Personally I don't think it will happen. I think if at all there will only be orbital missions to NEO/Mars (with teleoperation of robotic assets on the surface) because landing is a PITA and expensive.

Smertios wrote:Actually, no... We do have technology to build a ship and send a manned mission to Mars.


No we don't. Even with unlimited budget it would take at least ~10 years to develop the technology.

Smertios wrote:What a great response! Rolling your eyes is always a great scientific counter-argument to scientifically valid projects like space elevators and solar power!


Space elevators are like 50-100 years away, if they will ever be built. I see no point in speculating about such concepts. Space solar power is also a pipe dream.

Smertios wrote:Again, you are assuming we would have to go down the gravity well.

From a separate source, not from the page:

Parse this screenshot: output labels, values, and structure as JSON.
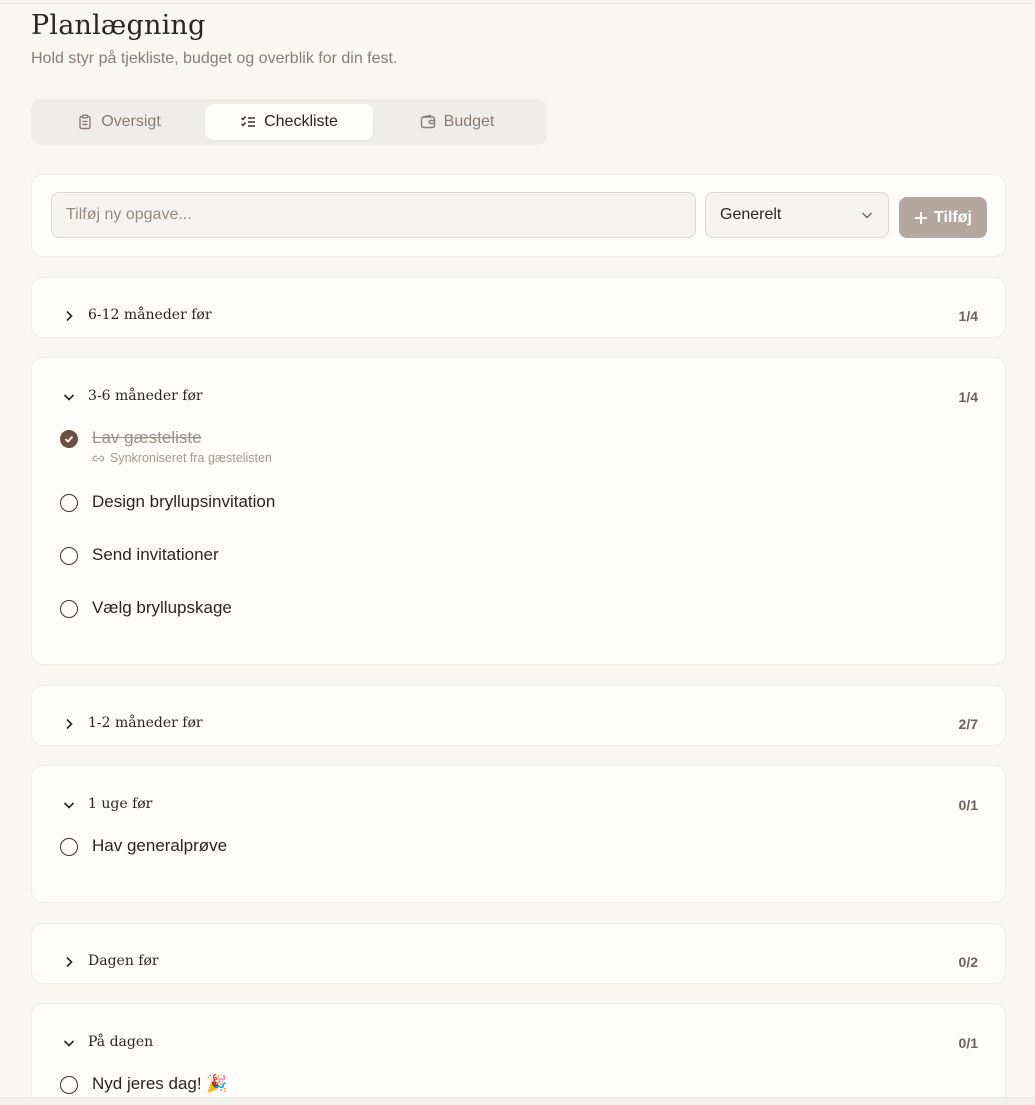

You have to capture into and depart from Mars orbit, which can cost lots of delta-v depending on your trajectory.
#14662488
Ganeshas Rat wrote:It is just empty talk. There will be no base ever.

"Ever" is a long time. As technology improves, the economic case for a base will eventually become indisputable, and then private interests will build one. I'm betting governments will do it first, though, for strategic reasons: it's the ultimate high ground. Relative to the available technology, the difficulties will be no greater than those faced by the first humans to settle in Iceland, Madagascar, New Zealand, etc. Now, granted, it's quite possible that the first to arrive in those places did not in fact survive, and we thus have no record of them. But eventually the immigrants did survive.